Economics 101: Types of assets

(Disclaimer: I know nothing about economics.)

In the last post, I defined assets as anything that can be owned. Interestingly, this concept needs examples to be fully understood. In this post I will provide some examples.

Cars, houses, food, clothes etc. are obvious examples. These are all tangible objects you can hold in your hands. A vacation package to Hawaii is less tangible but no one will have problems accepting it as an asset. Let’s move quickly to the non-obvious.

A loan is an asset. Let me explain why. If you give out a $1,000 loan to your friend Bob at a 10% interest rate, you now own the right to receive $1,000 + interest back from Bob. This right is an asset, and therefore, you can do things with it that you can do with other assets. For example, you can sell it. Whoever buys it will get the right to receive $1,000 + interest from Bob. What value should the asset be priced at? That depends on many things including how reliable Bob is, what interest rate are the banks giving out loans for, and how good of a deal you can negotiate in your trade.

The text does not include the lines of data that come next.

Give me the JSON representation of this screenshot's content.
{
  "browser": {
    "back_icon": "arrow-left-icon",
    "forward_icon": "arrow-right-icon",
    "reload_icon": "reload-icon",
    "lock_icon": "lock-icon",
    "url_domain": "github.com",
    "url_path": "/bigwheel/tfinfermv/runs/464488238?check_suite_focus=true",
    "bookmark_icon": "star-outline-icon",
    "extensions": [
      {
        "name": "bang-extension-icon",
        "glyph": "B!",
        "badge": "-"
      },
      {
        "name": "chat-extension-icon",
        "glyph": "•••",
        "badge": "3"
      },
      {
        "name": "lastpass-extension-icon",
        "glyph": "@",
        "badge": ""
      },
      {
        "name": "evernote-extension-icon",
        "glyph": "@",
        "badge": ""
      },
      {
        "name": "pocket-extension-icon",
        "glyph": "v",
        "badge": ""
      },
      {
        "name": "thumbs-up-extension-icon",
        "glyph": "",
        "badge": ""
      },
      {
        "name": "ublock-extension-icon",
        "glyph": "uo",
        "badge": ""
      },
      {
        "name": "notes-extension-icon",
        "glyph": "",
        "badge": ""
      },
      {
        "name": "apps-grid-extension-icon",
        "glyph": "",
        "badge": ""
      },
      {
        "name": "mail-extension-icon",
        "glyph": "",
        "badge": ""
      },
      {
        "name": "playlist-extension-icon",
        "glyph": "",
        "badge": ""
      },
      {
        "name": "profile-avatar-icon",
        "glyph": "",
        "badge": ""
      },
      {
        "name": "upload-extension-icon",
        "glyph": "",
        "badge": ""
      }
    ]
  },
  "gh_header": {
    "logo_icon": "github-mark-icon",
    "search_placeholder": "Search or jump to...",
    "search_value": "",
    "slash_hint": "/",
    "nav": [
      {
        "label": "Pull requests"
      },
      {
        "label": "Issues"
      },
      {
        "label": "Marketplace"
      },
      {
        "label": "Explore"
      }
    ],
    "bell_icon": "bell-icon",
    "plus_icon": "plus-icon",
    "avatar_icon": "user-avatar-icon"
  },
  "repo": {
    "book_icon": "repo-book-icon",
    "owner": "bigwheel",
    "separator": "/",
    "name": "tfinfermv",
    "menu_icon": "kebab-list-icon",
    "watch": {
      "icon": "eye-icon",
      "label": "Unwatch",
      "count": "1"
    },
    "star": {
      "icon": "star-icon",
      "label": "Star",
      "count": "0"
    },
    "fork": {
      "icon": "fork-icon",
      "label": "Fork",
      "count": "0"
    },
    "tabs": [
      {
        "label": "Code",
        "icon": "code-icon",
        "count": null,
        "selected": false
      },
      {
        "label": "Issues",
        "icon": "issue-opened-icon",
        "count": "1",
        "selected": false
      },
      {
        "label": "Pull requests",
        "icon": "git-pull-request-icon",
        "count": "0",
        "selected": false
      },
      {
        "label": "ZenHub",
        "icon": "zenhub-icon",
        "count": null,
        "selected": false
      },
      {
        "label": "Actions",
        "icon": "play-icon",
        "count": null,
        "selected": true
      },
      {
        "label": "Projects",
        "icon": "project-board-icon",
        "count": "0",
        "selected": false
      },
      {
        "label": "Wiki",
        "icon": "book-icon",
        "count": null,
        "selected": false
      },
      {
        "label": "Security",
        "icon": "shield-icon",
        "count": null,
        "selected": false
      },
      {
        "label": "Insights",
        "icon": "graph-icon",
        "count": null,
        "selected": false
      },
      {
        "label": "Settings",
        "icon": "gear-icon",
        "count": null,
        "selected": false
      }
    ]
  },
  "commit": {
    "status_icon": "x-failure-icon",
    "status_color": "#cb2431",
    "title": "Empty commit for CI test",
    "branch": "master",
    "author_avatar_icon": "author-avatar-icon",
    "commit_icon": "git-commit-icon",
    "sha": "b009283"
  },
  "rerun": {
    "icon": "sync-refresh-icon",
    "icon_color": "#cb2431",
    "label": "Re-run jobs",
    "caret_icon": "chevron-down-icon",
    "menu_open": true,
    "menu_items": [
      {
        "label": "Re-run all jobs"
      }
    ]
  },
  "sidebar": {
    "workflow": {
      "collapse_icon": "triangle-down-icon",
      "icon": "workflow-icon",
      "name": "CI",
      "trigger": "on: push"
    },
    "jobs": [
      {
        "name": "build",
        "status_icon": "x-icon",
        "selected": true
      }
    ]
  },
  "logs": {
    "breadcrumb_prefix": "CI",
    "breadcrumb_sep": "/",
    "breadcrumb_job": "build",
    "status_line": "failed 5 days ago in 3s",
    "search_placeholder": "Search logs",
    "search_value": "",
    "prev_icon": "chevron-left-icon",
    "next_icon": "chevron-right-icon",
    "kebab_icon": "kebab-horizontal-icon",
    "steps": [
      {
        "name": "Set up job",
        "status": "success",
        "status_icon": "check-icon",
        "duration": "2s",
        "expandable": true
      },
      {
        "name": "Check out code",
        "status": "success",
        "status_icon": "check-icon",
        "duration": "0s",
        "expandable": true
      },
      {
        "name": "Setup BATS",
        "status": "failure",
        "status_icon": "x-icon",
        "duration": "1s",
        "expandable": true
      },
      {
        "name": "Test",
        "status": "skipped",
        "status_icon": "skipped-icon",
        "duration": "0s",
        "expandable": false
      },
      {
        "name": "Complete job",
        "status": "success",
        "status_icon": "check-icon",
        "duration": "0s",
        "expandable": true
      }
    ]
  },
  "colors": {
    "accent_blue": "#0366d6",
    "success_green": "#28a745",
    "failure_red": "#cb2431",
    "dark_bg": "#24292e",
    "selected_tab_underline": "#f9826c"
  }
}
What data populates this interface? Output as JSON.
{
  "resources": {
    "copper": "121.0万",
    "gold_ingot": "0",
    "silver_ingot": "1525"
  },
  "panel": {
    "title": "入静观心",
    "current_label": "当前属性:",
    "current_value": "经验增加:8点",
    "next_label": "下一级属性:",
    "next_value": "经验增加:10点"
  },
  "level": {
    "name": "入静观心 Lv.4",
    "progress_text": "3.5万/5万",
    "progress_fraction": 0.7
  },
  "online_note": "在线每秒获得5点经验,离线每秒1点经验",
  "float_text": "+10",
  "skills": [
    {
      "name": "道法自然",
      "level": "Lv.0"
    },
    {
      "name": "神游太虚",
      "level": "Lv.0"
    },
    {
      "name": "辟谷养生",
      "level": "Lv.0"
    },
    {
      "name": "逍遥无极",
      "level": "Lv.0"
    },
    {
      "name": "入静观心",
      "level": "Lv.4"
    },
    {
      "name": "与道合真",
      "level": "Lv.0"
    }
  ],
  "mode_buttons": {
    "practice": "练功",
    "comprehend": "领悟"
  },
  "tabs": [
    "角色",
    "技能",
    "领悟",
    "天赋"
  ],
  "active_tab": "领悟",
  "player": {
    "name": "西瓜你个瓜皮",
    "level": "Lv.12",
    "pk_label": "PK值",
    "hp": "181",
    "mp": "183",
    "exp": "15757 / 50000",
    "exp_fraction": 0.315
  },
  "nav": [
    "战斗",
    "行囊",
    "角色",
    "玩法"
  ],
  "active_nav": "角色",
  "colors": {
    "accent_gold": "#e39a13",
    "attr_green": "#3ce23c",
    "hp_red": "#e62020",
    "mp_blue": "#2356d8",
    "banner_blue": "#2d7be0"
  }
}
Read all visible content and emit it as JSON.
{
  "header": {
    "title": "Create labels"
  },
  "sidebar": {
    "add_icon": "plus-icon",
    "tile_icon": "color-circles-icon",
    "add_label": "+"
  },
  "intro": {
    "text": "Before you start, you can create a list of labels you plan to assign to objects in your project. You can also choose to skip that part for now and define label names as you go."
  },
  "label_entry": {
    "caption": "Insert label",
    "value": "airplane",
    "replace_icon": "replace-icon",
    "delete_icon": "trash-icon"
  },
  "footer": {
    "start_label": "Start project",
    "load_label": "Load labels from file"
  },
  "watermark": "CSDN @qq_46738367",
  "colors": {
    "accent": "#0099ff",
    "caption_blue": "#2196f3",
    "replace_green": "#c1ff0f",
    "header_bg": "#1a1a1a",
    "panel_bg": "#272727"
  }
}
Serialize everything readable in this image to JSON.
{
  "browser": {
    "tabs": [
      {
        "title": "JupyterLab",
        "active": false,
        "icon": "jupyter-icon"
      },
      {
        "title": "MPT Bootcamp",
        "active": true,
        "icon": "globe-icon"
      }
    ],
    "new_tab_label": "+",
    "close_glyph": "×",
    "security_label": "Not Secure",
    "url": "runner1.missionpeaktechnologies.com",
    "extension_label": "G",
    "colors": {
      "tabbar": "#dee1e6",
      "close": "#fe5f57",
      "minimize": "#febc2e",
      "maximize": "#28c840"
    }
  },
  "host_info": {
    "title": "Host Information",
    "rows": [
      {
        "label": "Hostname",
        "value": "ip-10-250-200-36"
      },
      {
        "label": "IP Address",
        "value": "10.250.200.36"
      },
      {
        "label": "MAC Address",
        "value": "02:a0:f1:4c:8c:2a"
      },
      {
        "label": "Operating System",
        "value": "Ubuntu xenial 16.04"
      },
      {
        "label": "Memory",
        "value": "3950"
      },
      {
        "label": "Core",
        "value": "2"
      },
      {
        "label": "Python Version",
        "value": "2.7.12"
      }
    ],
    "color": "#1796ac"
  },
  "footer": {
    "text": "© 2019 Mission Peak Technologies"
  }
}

Similarly, many other contracts you sign with people can be considered an asset. A share of a stock is another slightly non-trivial kind of asset. If you own 1% of the shares of a company, you essentially own 1% of the company. Once again, you can exchange this asset with other kinds of assets and the price will depend on many factors including how valuable the company itself is.

The idea of treating contracts as assets has been used extensively in recent years in the form of something called derivatives. Derivatives are assets that are derived from other assets. For example, now that we have seen that a share of a stock is an asset, one can define a new asset called a “call option” which is the right to buy a share at a certain price at a specific future date. A call option is a derivative that’s derived from a stock. Being an asset, this contract can be bought and sold in exchange of other assets and its price is determined by several different market parameters interacting in complex ways. Similarly, for any kind of asset, you can sell the promise to buy or sell the asset at a future date at a specified price and that will be an asset of its own.

Next, we turn our attention to a unique kind of asset: money. Money is simply an asset whose role is to make trades easier to execute. Any object that a large community has collectively agreed to value can be considered money. Imagine you live in a society where money has not been invented yet. If you own lots of horses and you need some rice, in order to exchange horses for rice you will need to find someone who has extra rice and is in need of horses. Or if you are good at sales, you can sell your horses for rice to someone who doesn’t care for horses using the following sales pitch: “Why don’t you take my horses, give me your rice, and then sell these horses to someone else who has the thing you want? And since horses are in demand these days, selling them shouldn’t be a problem.”

This might work if horses were truly in demand (or if you were excellent at sales). This is where money comes in. This is what distinguishes money from other kinds of assets. There is some sort of probabilistic guarantee that money will always be in demand in the sense that anyone you talk to will be willing to accept your money in exchange for something else. How such a guarantee comes into existence is an interesting issue that will require a blogpost of its own. But for now, we will use this as our working definition for money: an asset that a large community has collectively agreed to value.

Finally, another interesting and often ignored asset is time. Everyone owns a certain amount of time and the thing that distinguishes time from other kinds of assets is the property that you cannot choose to not spend it. In fact, it is constantly being spent at a rate of one second per second and you can only choose what you are going to spend it on. Unlike money, for example, you cannot save it in a bank.

Once again, being an asset, it can be exchanged for other assets. The most explicit way of doing that is to take up a contractual job that pays you an hourly wage. But more indirectly, you are always converting time into other kinds of assets. If you spend four years at university getting a degree in computer science that later lands you a $100k job, you have in some way converted those four years into some sort of wealth.

At this high a level of abstraction, things become confusing and it’s not always clear exactly what trade is being executed, but I think there is a certain advantage in thinking of everything as an asset and every activity as a trade. Hopefully this will become clearer in a future post.